Una de las distorsiones que cometemos a la hora de armar nuestros pensamiento es lo que los psicólogos cognitivos llamamos abstracción selectiva, este error hace que frente a una situación de la vida, llena de datos nosotros hagamos un recorte sin ser conscientes de esto y elijamos solo algunos datos del todo que observamos, vivimos o sentimos. Solo nos quedamos con una pequeña porción de la historia y descartamos e ignoramos todos los otros datos que completan el cuadro de situación total.
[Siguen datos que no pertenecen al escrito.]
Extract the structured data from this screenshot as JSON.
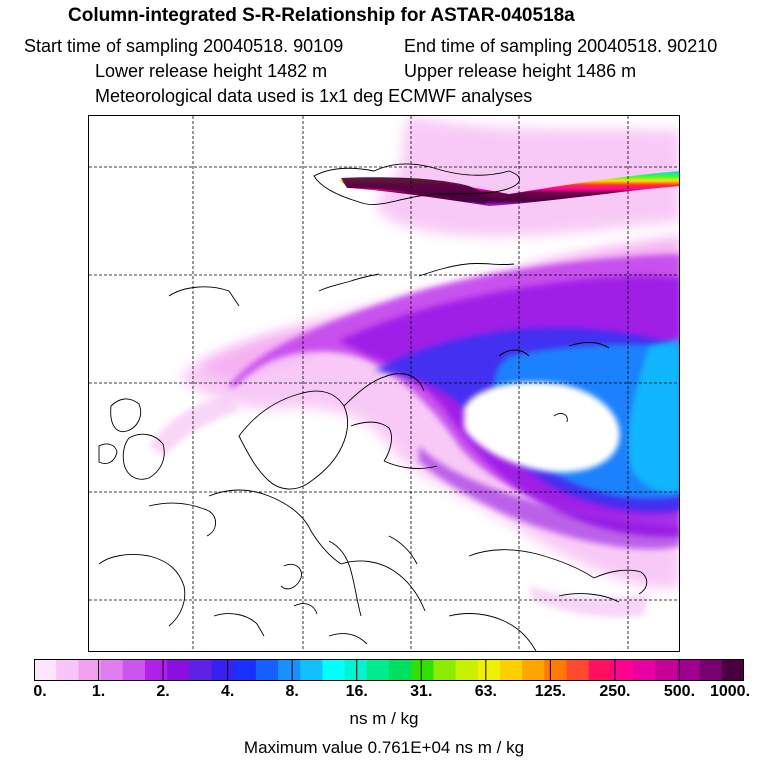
{
  "header": {
    "title": "Column-integrated S-R-Relationship for ASTAR-040518a",
    "start_time": "Start time of sampling 20040518. 90109",
    "end_time": "End time of sampling 20040518. 90210",
    "lower_height": "Lower release height 1482 m",
    "upper_height": "Upper release height 1486 m",
    "met_data": "Meteorological data used is 1x1 deg ECMWF analyses"
  },
  "colorbar": {
    "colors": [
      "#fde6fb",
      "#f8c6f6",
      "#f3a0f0",
      "#e27df1",
      "#cc55ee",
      "#b020e8",
      "#8a10e0",
      "#6020e6",
      "#3a20f0",
      "#1a30ff",
      "#1560ff",
      "#1592ff",
      "#10c0ff",
      "#00ffff",
      "#00f4d0",
      "#00ea90",
      "#00e060",
      "#30e000",
      "#8cec00",
      "#c8f000",
      "#f0f000",
      "#ffd000",
      "#ffa500",
      "#ff7a00",
      "#ff4a30",
      "#ff1060",
      "#ff0090",
      "#e800a0",
      "#c8009a",
      "#a00090",
      "#780070",
      "#4a0040"
    ],
    "tick_labels": [
      "0.",
      "1.",
      "2.",
      "4.",
      "8.",
      "16.",
      "31.",
      "63.",
      "125.",
      "250.",
      "500.",
      "1000."
    ]
  },
  "units": "ns m / kg",
  "max_value": "Maximum value  0.761E+04 ns m / kg"
}
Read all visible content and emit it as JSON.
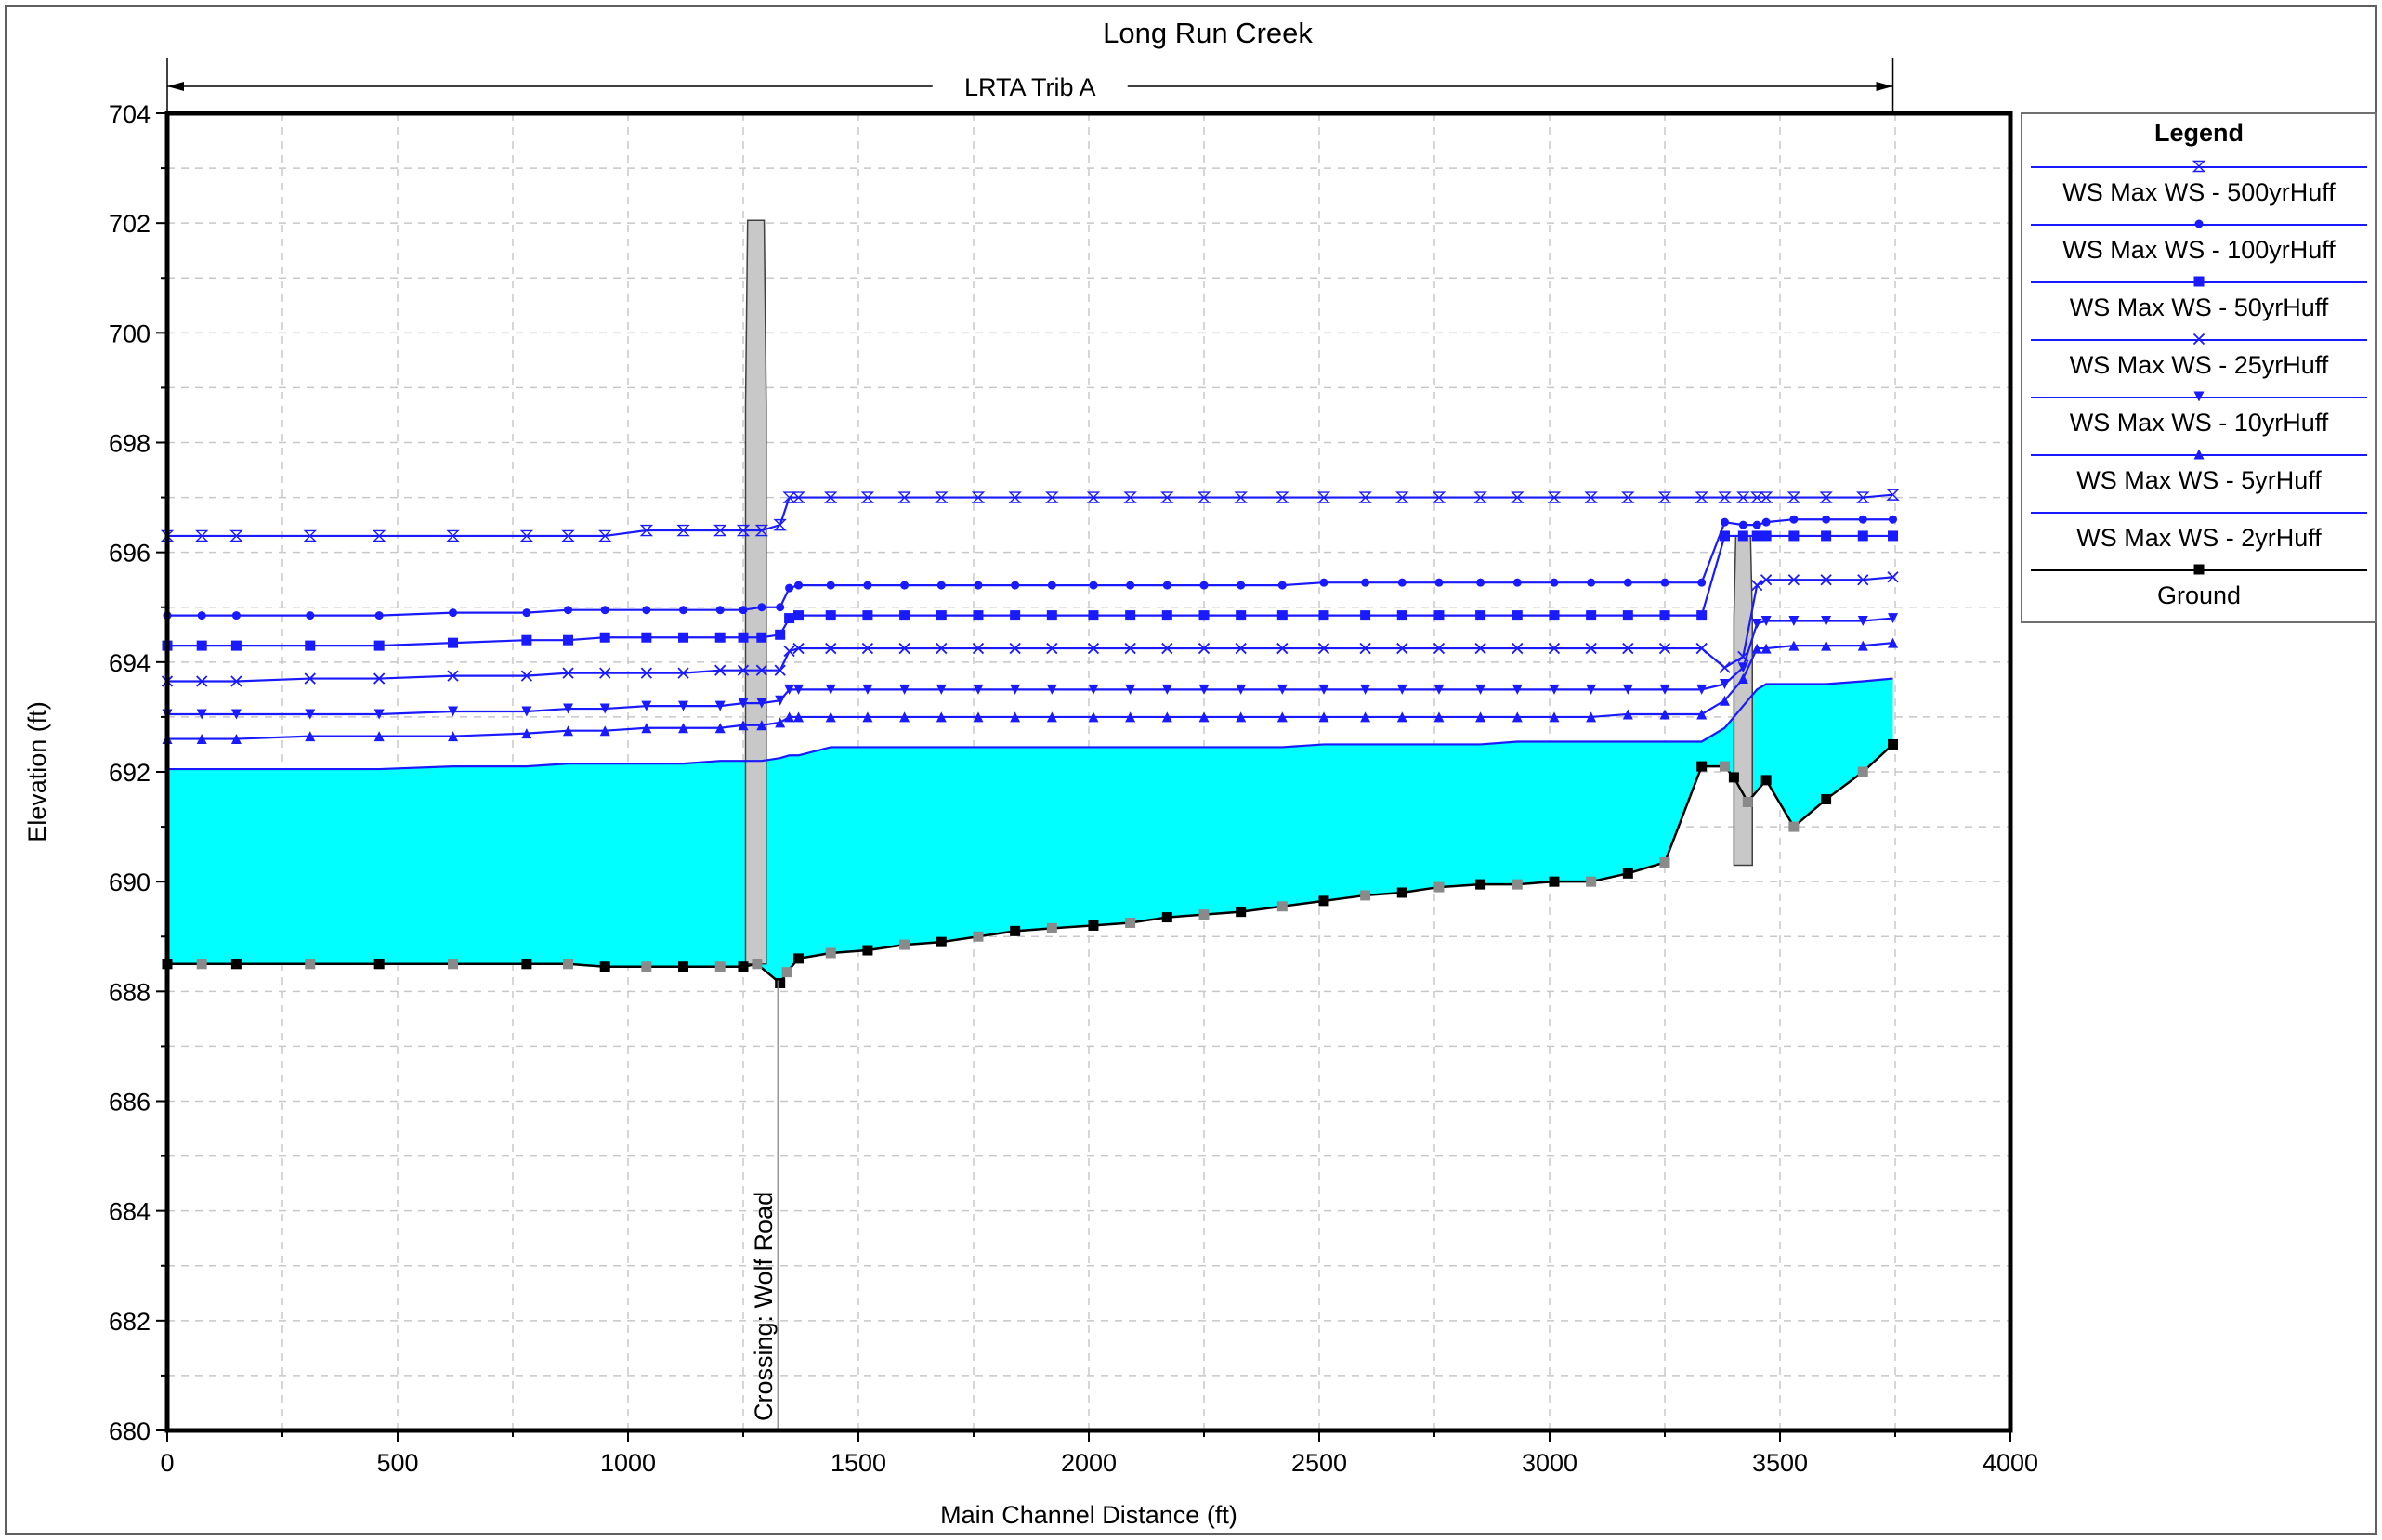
{
  "chart_data": {
    "type": "line",
    "title": "Long Run Creek",
    "reach_label": "LRTA Trib A",
    "xlabel": "Main Channel Distance (ft)",
    "ylabel": "Elevation (ft)",
    "xlim": [
      0,
      4000
    ],
    "ylim": [
      680,
      704
    ],
    "x_ticks": [
      "0",
      "500",
      "1000",
      "1500",
      "2000",
      "2500",
      "3000",
      "3500",
      "4000"
    ],
    "y_ticks": [
      "680",
      "682",
      "684",
      "686",
      "688",
      "690",
      "692",
      "694",
      "696",
      "698",
      "700",
      "702",
      "704"
    ],
    "grid": true,
    "legend_position": "right",
    "legend_title": "Legend",
    "annotation": "Crossing: Wolf Road",
    "annotation_x": 1325,
    "reach_start_x": 0,
    "reach_end_x": 3745,
    "colors": {
      "ws": "#1a1aff",
      "ground": "#000000",
      "fill": "#00ffff",
      "structure": "#c8c8c8"
    },
    "series": [
      {
        "name": "WS Max WS - 500yrHuff",
        "marker": "hourglass",
        "x": [
          0,
          75,
          150,
          310,
          460,
          620,
          780,
          870,
          950,
          1040,
          1120,
          1200,
          1250,
          1290,
          1330,
          1350,
          1370,
          1440,
          1520,
          1600,
          1680,
          1760,
          1840,
          1920,
          2010,
          2090,
          2170,
          2250,
          2330,
          2420,
          2510,
          2600,
          2680,
          2760,
          2850,
          2930,
          3010,
          3090,
          3170,
          3250,
          3330,
          3380,
          3420,
          3450,
          3470,
          3530,
          3600,
          3680,
          3745
        ],
        "values": [
          696.3,
          696.3,
          696.3,
          696.3,
          696.3,
          696.3,
          696.3,
          696.3,
          696.3,
          696.4,
          696.4,
          696.4,
          696.4,
          696.4,
          696.5,
          697.0,
          697.0,
          697.0,
          697.0,
          697.0,
          697.0,
          697.0,
          697.0,
          697.0,
          697.0,
          697.0,
          697.0,
          697.0,
          697.0,
          697.0,
          697.0,
          697.0,
          697.0,
          697.0,
          697.0,
          697.0,
          697.0,
          697.0,
          697.0,
          697.0,
          697.0,
          697.0,
          697.0,
          697.0,
          697.0,
          697.0,
          697.0,
          697.0,
          697.05
        ]
      },
      {
        "name": "WS Max WS - 100yrHuff",
        "marker": "circle",
        "x": [
          0,
          75,
          150,
          310,
          460,
          620,
          780,
          870,
          950,
          1040,
          1120,
          1200,
          1250,
          1290,
          1330,
          1350,
          1370,
          1440,
          1520,
          1600,
          1680,
          1760,
          1840,
          1920,
          2010,
          2090,
          2170,
          2250,
          2330,
          2420,
          2510,
          2600,
          2680,
          2760,
          2850,
          2930,
          3010,
          3090,
          3170,
          3250,
          3330,
          3380,
          3420,
          3450,
          3470,
          3530,
          3600,
          3680,
          3745
        ],
        "values": [
          694.85,
          694.85,
          694.85,
          694.85,
          694.85,
          694.9,
          694.9,
          694.95,
          694.95,
          694.95,
          694.95,
          694.95,
          694.95,
          695.0,
          695.0,
          695.35,
          695.4,
          695.4,
          695.4,
          695.4,
          695.4,
          695.4,
          695.4,
          695.4,
          695.4,
          695.4,
          695.4,
          695.4,
          695.4,
          695.4,
          695.45,
          695.45,
          695.45,
          695.45,
          695.45,
          695.45,
          695.45,
          695.45,
          695.45,
          695.45,
          695.45,
          696.55,
          696.5,
          696.5,
          696.55,
          696.6,
          696.6,
          696.6,
          696.6
        ]
      },
      {
        "name": "WS Max WS - 50yrHuff",
        "marker": "square",
        "x": [
          0,
          75,
          150,
          310,
          460,
          620,
          780,
          870,
          950,
          1040,
          1120,
          1200,
          1250,
          1290,
          1330,
          1350,
          1370,
          1440,
          1520,
          1600,
          1680,
          1760,
          1840,
          1920,
          2010,
          2090,
          2170,
          2250,
          2330,
          2420,
          2510,
          2600,
          2680,
          2760,
          2850,
          2930,
          3010,
          3090,
          3170,
          3250,
          3330,
          3380,
          3420,
          3450,
          3470,
          3530,
          3600,
          3680,
          3745
        ],
        "values": [
          694.3,
          694.3,
          694.3,
          694.3,
          694.3,
          694.35,
          694.4,
          694.4,
          694.45,
          694.45,
          694.45,
          694.45,
          694.45,
          694.45,
          694.5,
          694.8,
          694.85,
          694.85,
          694.85,
          694.85,
          694.85,
          694.85,
          694.85,
          694.85,
          694.85,
          694.85,
          694.85,
          694.85,
          694.85,
          694.85,
          694.85,
          694.85,
          694.85,
          694.85,
          694.85,
          694.85,
          694.85,
          694.85,
          694.85,
          694.85,
          694.85,
          696.3,
          696.3,
          696.3,
          696.3,
          696.3,
          696.3,
          696.3,
          696.3
        ]
      },
      {
        "name": "WS Max WS - 25yrHuff",
        "marker": "x",
        "x": [
          0,
          75,
          150,
          310,
          460,
          620,
          780,
          870,
          950,
          1040,
          1120,
          1200,
          1250,
          1290,
          1330,
          1350,
          1370,
          1440,
          1520,
          1600,
          1680,
          1760,
          1840,
          1920,
          2010,
          2090,
          2170,
          2250,
          2330,
          2420,
          2510,
          2600,
          2680,
          2760,
          2850,
          2930,
          3010,
          3090,
          3170,
          3250,
          3330,
          3380,
          3420,
          3450,
          3470,
          3530,
          3600,
          3680,
          3745
        ],
        "values": [
          693.65,
          693.65,
          693.65,
          693.7,
          693.7,
          693.75,
          693.75,
          693.8,
          693.8,
          693.8,
          693.8,
          693.85,
          693.85,
          693.85,
          693.85,
          694.2,
          694.25,
          694.25,
          694.25,
          694.25,
          694.25,
          694.25,
          694.25,
          694.25,
          694.25,
          694.25,
          694.25,
          694.25,
          694.25,
          694.25,
          694.25,
          694.25,
          694.25,
          694.25,
          694.25,
          694.25,
          694.25,
          694.25,
          694.25,
          694.25,
          694.25,
          693.9,
          694.1,
          695.4,
          695.5,
          695.5,
          695.5,
          695.5,
          695.55
        ]
      },
      {
        "name": "WS Max WS - 10yrHuff",
        "marker": "triangle-down",
        "x": [
          0,
          75,
          150,
          310,
          460,
          620,
          780,
          870,
          950,
          1040,
          1120,
          1200,
          1250,
          1290,
          1330,
          1350,
          1370,
          1440,
          1520,
          1600,
          1680,
          1760,
          1840,
          1920,
          2010,
          2090,
          2170,
          2250,
          2330,
          2420,
          2510,
          2600,
          2680,
          2760,
          2850,
          2930,
          3010,
          3090,
          3170,
          3250,
          3330,
          3380,
          3420,
          3450,
          3470,
          3530,
          3600,
          3680,
          3745
        ],
        "values": [
          693.05,
          693.05,
          693.05,
          693.05,
          693.05,
          693.1,
          693.1,
          693.15,
          693.15,
          693.2,
          693.2,
          693.2,
          693.25,
          693.25,
          693.3,
          693.5,
          693.5,
          693.5,
          693.5,
          693.5,
          693.5,
          693.5,
          693.5,
          693.5,
          693.5,
          693.5,
          693.5,
          693.5,
          693.5,
          693.5,
          693.5,
          693.5,
          693.5,
          693.5,
          693.5,
          693.5,
          693.5,
          693.5,
          693.5,
          693.5,
          693.5,
          693.6,
          693.9,
          694.7,
          694.75,
          694.75,
          694.75,
          694.75,
          694.8
        ]
      },
      {
        "name": "WS Max WS - 5yrHuff",
        "marker": "triangle-up",
        "x": [
          0,
          75,
          150,
          310,
          460,
          620,
          780,
          870,
          950,
          1040,
          1120,
          1200,
          1250,
          1290,
          1330,
          1350,
          1370,
          1440,
          1520,
          1600,
          1680,
          1760,
          1840,
          1920,
          2010,
          2090,
          2170,
          2250,
          2330,
          2420,
          2510,
          2600,
          2680,
          2760,
          2850,
          2930,
          3010,
          3090,
          3170,
          3250,
          3330,
          3380,
          3420,
          3450,
          3470,
          3530,
          3600,
          3680,
          3745
        ],
        "values": [
          692.6,
          692.6,
          692.6,
          692.65,
          692.65,
          692.65,
          692.7,
          692.75,
          692.75,
          692.8,
          692.8,
          692.8,
          692.85,
          692.85,
          692.9,
          693.0,
          693.0,
          693.0,
          693.0,
          693.0,
          693.0,
          693.0,
          693.0,
          693.0,
          693.0,
          693.0,
          693.0,
          693.0,
          693.0,
          693.0,
          693.0,
          693.0,
          693.0,
          693.0,
          693.0,
          693.0,
          693.0,
          693.0,
          693.05,
          693.05,
          693.05,
          693.3,
          693.7,
          694.25,
          694.25,
          694.3,
          694.3,
          694.3,
          694.35
        ]
      },
      {
        "name": "WS Max WS - 2yrHuff",
        "marker": "none",
        "x": [
          0,
          75,
          150,
          310,
          460,
          620,
          780,
          870,
          950,
          1040,
          1120,
          1200,
          1250,
          1290,
          1330,
          1350,
          1370,
          1440,
          1520,
          1600,
          1680,
          1760,
          1840,
          1920,
          2010,
          2090,
          2170,
          2250,
          2330,
          2420,
          2510,
          2600,
          2680,
          2760,
          2850,
          2930,
          3010,
          3090,
          3170,
          3250,
          3330,
          3380,
          3420,
          3450,
          3470,
          3530,
          3600,
          3680,
          3745
        ],
        "values": [
          692.05,
          692.05,
          692.05,
          692.05,
          692.05,
          692.1,
          692.1,
          692.15,
          692.15,
          692.15,
          692.15,
          692.2,
          692.2,
          692.2,
          692.25,
          692.3,
          692.3,
          692.45,
          692.45,
          692.45,
          692.45,
          692.45,
          692.45,
          692.45,
          692.45,
          692.45,
          692.45,
          692.45,
          692.45,
          692.45,
          692.5,
          692.5,
          692.5,
          692.5,
          692.5,
          692.55,
          692.55,
          692.55,
          692.55,
          692.55,
          692.55,
          692.8,
          693.2,
          693.5,
          693.6,
          693.6,
          693.6,
          693.65,
          693.7
        ]
      }
    ],
    "ground": {
      "name": "Ground",
      "x": [
        0,
        75,
        150,
        310,
        460,
        620,
        780,
        870,
        950,
        1040,
        1120,
        1200,
        1250,
        1280,
        1330,
        1345,
        1370,
        1440,
        1520,
        1600,
        1680,
        1760,
        1840,
        1920,
        2010,
        2090,
        2170,
        2250,
        2330,
        2420,
        2510,
        2600,
        2680,
        2760,
        2850,
        2930,
        3010,
        3090,
        3170,
        3250,
        3330,
        3380,
        3400,
        3430,
        3470,
        3530,
        3600,
        3680,
        3745
      ],
      "values": [
        688.5,
        688.5,
        688.5,
        688.5,
        688.5,
        688.5,
        688.5,
        688.5,
        688.45,
        688.45,
        688.45,
        688.45,
        688.45,
        688.5,
        688.15,
        688.35,
        688.6,
        688.7,
        688.75,
        688.85,
        688.9,
        689.0,
        689.1,
        689.15,
        689.2,
        689.25,
        689.35,
        689.4,
        689.45,
        689.55,
        689.65,
        689.75,
        689.8,
        689.9,
        689.95,
        689.95,
        690.0,
        690.0,
        690.15,
        690.35,
        692.1,
        692.1,
        691.9,
        691.45,
        691.85,
        691.0,
        691.5,
        692.0,
        692.5
      ]
    },
    "structures": [
      {
        "name": "Wolf Road crossing",
        "x_start": 1255,
        "x_end": 1300,
        "top": 702.05,
        "bottom": 688.5
      },
      {
        "name": "downstream structure",
        "x_start": 3400,
        "x_end": 3440,
        "top": 696.3,
        "bottom": 690.3
      }
    ]
  }
}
Es decir que le damos sentido a lo que vivimos a partir de un detalle e ignoramos otras características mas destacadas.

Esto lo hacemos de forma inconsciente pero siguiendo ciertos patrones de selección de datos. Por ej. podemos tener la tendencia a seleccionar aquellos datos que confirmen que no somos valiosos o que no somos queridos o que aquello que hacemos no es suficiente. Tal vez estamos en el trabajo dando una presentación y nuestro jefe nos dice que fue muy fluida y clara pero que sería bueno reducir el tiempo. Si al tratar de entender el sentido de esta charla con nuestro jefe usamos la abstracción selectiva probablemente lleguemos a la conclusión de que no hemos hecho las cosas bien y que como el tiempo empleado fue más largo de lo deseable no satisficimos las expectativas de nuestro superior. Si esta forma de pensar la sostenemos en el tiempo vamos reforzando nuestras creencias negativas sobre nosotros mismos, sin darnos cuenta del error que estamos cometiendo.

Como podemos modificar esta forma de pensar que tanto dolor nos puede causar. Uno de los primeros recursos que podemos utilizar es observar cual es la tendencia de nuestras conclusiones, si solemos inclinar la balanza hacia un sentido de forma frecuente. Hay ciertas preguntas que pueden ayudarnos en esta tarea:

-¿Qué datos existen a favor de este pensamiento?

-¿Qué datos existen en contra de este pensamiento?

¿Otra persona podría interpretar esto de una forma diferente? ¿Qué datos tomaría para ello?

-¿Cuántas veces suelo pensar de esta manera?

-¿Qué tan probable es que diferentes personas en diferentes contextos y diferentes situaciones me lleven a sacar la misma conclusión?

-Si tuviera que imaginar que saco una foto de la situación que detalles debería incluir en ella para que estuviera lo más completa posible?